The future, I think, is to perfect the techniques so that we know how to use them to eliminate diseases. Once we’ve mastered that, we can then move on to a fight about enhancement. At that point I think we are going to have to take it case by case. If I can find a way to boost memory or boost the immune system or find some part of the body that could perhaps make bone marrow cells that don’t mutate as much over time bringing cancer and so on, I’d be for those enhancements. Whether we’re going to worry about hair color, freckles and other more trivial matters in terms of what we can afford and what it might be right to impose on our children I am less positive about. I’d be willing to debate it and I think we could draw some lines. When people worry about a slippery slope, my response is ‘build some stairs’.

Dr. Kadish: One last question. You talked a little bit about the costs of correcting genetic defects.

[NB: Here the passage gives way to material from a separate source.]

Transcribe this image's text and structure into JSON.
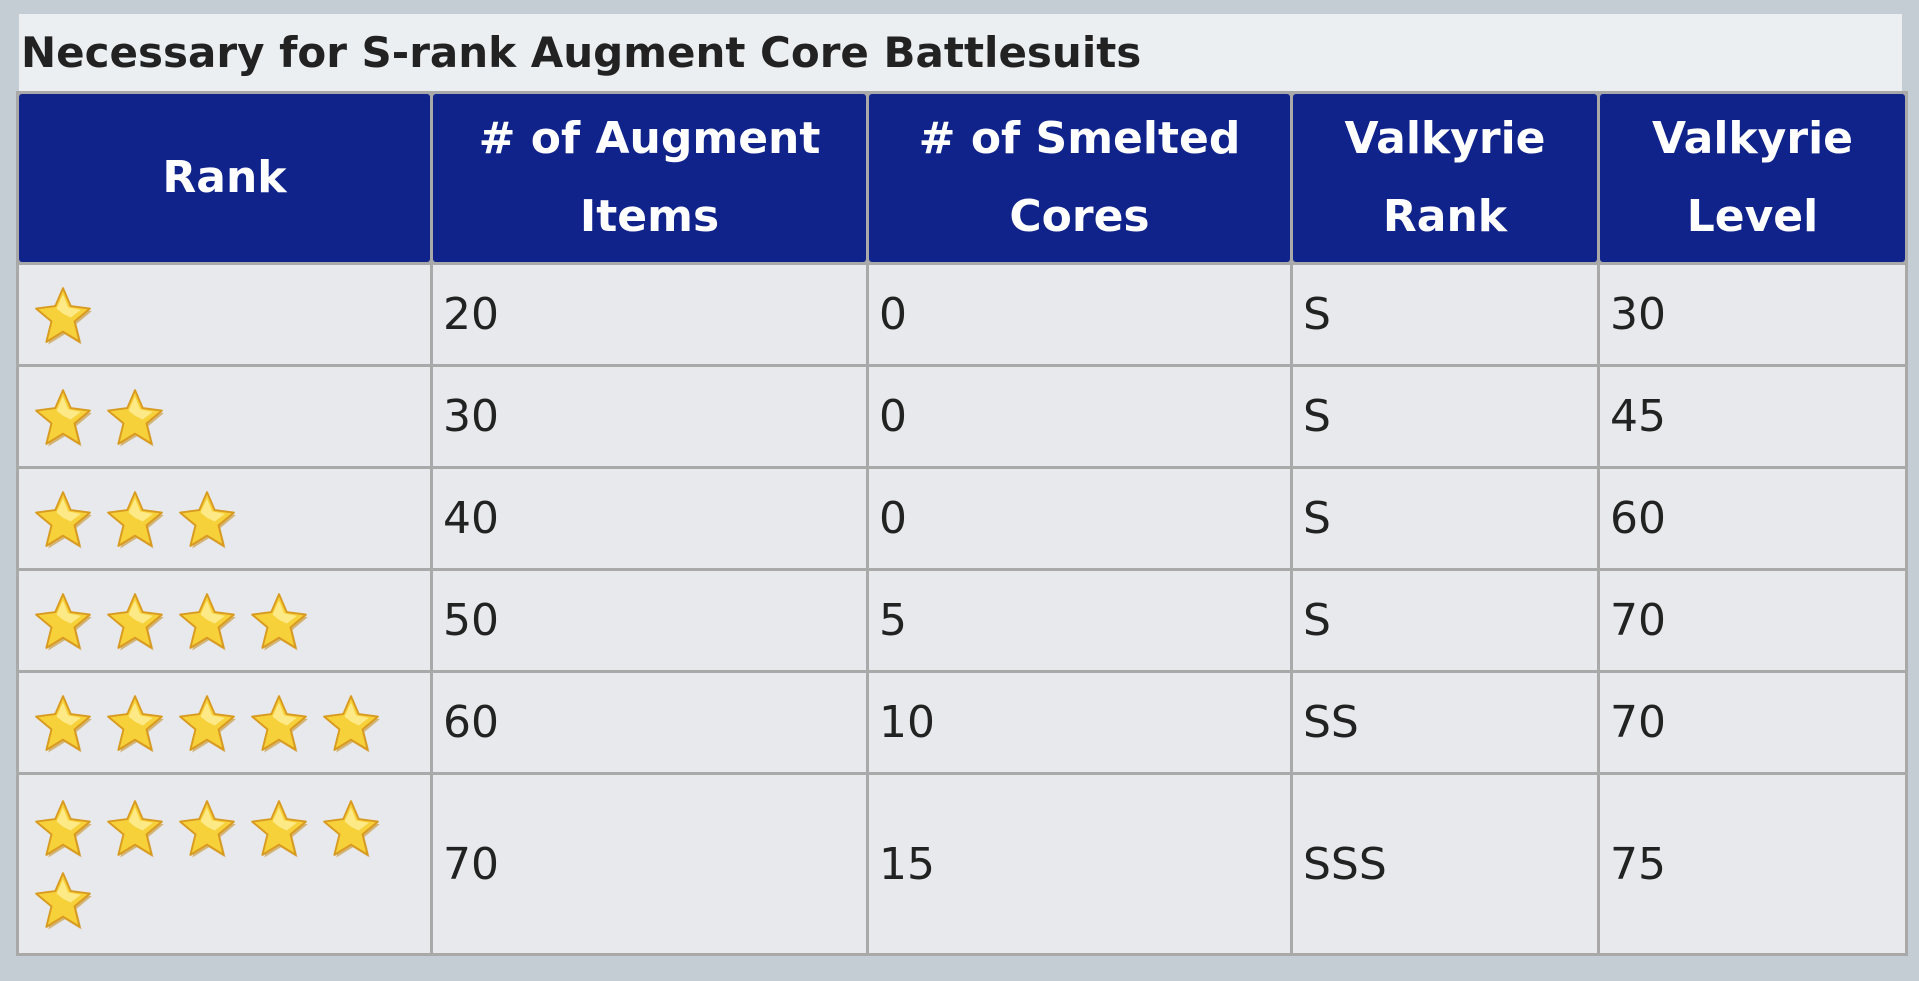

But in terms of enhancement, don’t you think that has the potential to further exacerbate class distinctions in our society—particularly since it’s likely to be very expensive and not available to everyone?

Dr. Caplan: There’s no doubt that if we don’t insist on availability as a condition of moving forward into enhancement areas, we’re going to get more exacerbations of class differences, economic differences. That said, we have to keep in mind that we tolerate those differences in amazing ways today. It’s not like they’re not huge, because it’s not like they don’t give the rich huge advantages, such as the college scandals with people bribing their kids’ way into universities behind the scenes. Look at the amount of money people spend on tutoring and special training and Kaplan courses and on and on to get their kids into the right school or a fabulous kindergarten and nursery school so they can set their kids up for success. The reason I point this out is huge advantages go to the rich wherever they are. It hasn’t stopped us from allowing them to take advantage of those things unless they do it under the table. In the open though, that is tolerated, even praised. Interestingly enough, if rich people just give gifts to universities, they can probably get their kids into those universities without bribing people. They can do it upfront.

I don’t know that inequity is going to be an efficient counter argument to stop us from using genetic enhancement. It hasn’t done it with social enhancement. I’m not sure it would stop us from doing it with genes. So we’re going to have to build in policies in advance—if we’re going to be fair—then it’s got to be open to everybody. Will we do that? I am not so optimistic.